I finally had to replace my old SPOT 1 satellite messenger.
For those of you who are not familiar with the SPOT, it’s a one-way satellite communication device. Turn it on and it locks onto GPS satellite signals. You can then send messages back into the civilized world. With the new SPOT 2, you can send 4 different types of messages:
- If you are in a life-threatening situation, you push one button to activate a global 911 network and search-and-rescue will come running.
- Have an injury or your bike breaks down and you need help, but it’s not so desperate that you want to call 911? You can send a pre-written message to your emergency contacts via email or text and have them come get you or send for non-emergency assistance.
- If you just want to keep in touch, SPOT lets you create two different pre-written messages to send to friends, family and contacts.

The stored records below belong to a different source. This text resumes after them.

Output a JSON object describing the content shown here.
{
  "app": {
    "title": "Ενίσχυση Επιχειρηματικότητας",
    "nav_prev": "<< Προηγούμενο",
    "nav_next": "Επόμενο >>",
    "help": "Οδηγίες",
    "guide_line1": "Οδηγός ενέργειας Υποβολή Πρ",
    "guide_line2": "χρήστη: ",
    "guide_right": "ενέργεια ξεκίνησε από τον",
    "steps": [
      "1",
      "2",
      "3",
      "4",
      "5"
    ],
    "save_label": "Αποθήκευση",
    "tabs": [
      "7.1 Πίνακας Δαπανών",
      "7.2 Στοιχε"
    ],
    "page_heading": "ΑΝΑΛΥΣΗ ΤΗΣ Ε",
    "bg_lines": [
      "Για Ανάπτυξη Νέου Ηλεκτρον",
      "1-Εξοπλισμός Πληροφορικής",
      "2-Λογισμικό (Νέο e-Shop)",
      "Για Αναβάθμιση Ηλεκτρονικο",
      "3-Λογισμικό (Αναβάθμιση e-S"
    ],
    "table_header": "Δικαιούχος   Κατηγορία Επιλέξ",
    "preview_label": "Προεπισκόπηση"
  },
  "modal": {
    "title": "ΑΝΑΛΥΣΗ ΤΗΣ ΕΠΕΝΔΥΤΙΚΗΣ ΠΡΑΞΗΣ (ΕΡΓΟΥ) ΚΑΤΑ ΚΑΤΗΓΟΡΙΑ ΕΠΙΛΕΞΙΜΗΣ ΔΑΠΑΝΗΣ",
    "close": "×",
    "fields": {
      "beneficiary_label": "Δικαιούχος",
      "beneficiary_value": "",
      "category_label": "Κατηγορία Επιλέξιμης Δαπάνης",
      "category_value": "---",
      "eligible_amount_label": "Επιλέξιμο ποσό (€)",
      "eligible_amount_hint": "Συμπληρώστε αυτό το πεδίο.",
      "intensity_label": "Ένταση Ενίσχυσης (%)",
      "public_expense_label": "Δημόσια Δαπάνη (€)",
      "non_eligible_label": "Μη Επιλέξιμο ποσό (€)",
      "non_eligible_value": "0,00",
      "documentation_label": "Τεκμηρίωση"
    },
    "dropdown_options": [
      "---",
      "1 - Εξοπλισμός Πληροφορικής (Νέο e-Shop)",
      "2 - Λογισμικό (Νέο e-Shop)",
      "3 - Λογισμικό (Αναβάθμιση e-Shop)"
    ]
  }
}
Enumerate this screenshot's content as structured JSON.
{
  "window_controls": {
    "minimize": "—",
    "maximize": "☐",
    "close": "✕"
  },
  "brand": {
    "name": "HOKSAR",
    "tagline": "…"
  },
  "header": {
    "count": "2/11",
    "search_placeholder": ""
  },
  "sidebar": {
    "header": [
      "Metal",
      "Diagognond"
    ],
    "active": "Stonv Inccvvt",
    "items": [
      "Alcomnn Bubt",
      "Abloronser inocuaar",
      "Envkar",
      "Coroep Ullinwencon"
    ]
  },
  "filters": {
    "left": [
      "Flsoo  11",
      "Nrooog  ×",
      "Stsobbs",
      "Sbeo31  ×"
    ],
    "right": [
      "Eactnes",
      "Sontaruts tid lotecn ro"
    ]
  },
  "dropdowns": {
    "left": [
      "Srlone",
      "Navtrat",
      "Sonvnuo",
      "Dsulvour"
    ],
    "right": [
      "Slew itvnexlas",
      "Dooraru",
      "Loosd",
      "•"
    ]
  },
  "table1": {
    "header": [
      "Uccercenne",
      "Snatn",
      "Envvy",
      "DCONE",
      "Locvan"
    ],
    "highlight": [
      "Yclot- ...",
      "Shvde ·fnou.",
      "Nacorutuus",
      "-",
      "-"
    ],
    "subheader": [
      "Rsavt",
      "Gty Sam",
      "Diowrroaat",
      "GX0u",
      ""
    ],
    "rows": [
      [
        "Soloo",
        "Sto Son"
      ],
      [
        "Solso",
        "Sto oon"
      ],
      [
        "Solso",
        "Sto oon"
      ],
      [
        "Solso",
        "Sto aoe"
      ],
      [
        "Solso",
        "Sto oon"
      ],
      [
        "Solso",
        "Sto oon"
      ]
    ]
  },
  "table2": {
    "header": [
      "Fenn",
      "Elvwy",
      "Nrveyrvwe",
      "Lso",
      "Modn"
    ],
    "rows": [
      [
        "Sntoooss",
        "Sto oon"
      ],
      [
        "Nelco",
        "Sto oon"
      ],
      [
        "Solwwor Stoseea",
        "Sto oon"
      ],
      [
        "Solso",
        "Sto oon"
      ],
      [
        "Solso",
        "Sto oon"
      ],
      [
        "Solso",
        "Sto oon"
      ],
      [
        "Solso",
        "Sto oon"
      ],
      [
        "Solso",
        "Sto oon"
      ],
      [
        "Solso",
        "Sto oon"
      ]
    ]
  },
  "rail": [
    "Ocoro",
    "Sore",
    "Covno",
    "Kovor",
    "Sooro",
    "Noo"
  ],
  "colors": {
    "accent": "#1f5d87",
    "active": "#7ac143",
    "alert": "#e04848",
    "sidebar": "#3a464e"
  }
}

This is the feature I use the most; I use one message to tell everyone that I’m okay and give them my lat-longitude coordinates and the other to let them know I’ve arrived safely at my day’s final destination.
The beauty of it is, this all works via satellite so even with no cell service you can still keep your friends and family in the loop. In addition, you can subscribe to the tracking feature which allows them to track your progress in near real time using Google Maps.
Now as you may have read in one of my earlier posts, my SPOT unit fell off my bike. Well, it fell off again D’oh! and once again I lucky enough to recover it. But after the second fall, it started working very erratically. I figured it was time to send it in for repair; when I contacted SPOT, I learned that there is no repair service available on these things (disappointing, I know). Regardless, I ended up buying the new and improved SPOT 2.
Here’s the differences I’ve observed between the SPOT 1 and SPOT 2:
- Appears to have a better GPS receiver; it definitely locks on to the GPS signal quicker and sends messages out faster
- Smaller and 6oz. lighter
- Customizable message function in addition to OK, Help, and 911
- Covered 911 and Help buttons so they can’t be turned on accidentally
- GPS Status and Message Sent indicators lights
- Comes with a removable stretchy cover (but don’t rely on this to hold it securely, mine is already tearing!)
- Uses 3 lithium AAA batteries. The older one took 2 lithium AA’s
SPOT 2 isn’t exactly cheap. At $150 (street price), plus $100 a year service fee, and the optional $50 additional subscription fee for tracking. You’re going to think twice about whether you need it or not. Well, here’s my take: After two years of use, I use my SPOT as an additional layer of safety and as a way for my family and friends to follow along on my rides (via tracking) as well as a way to send messages that I’m still alive and kicking. I’ve come to rely on the peace of mind SPOT gives us.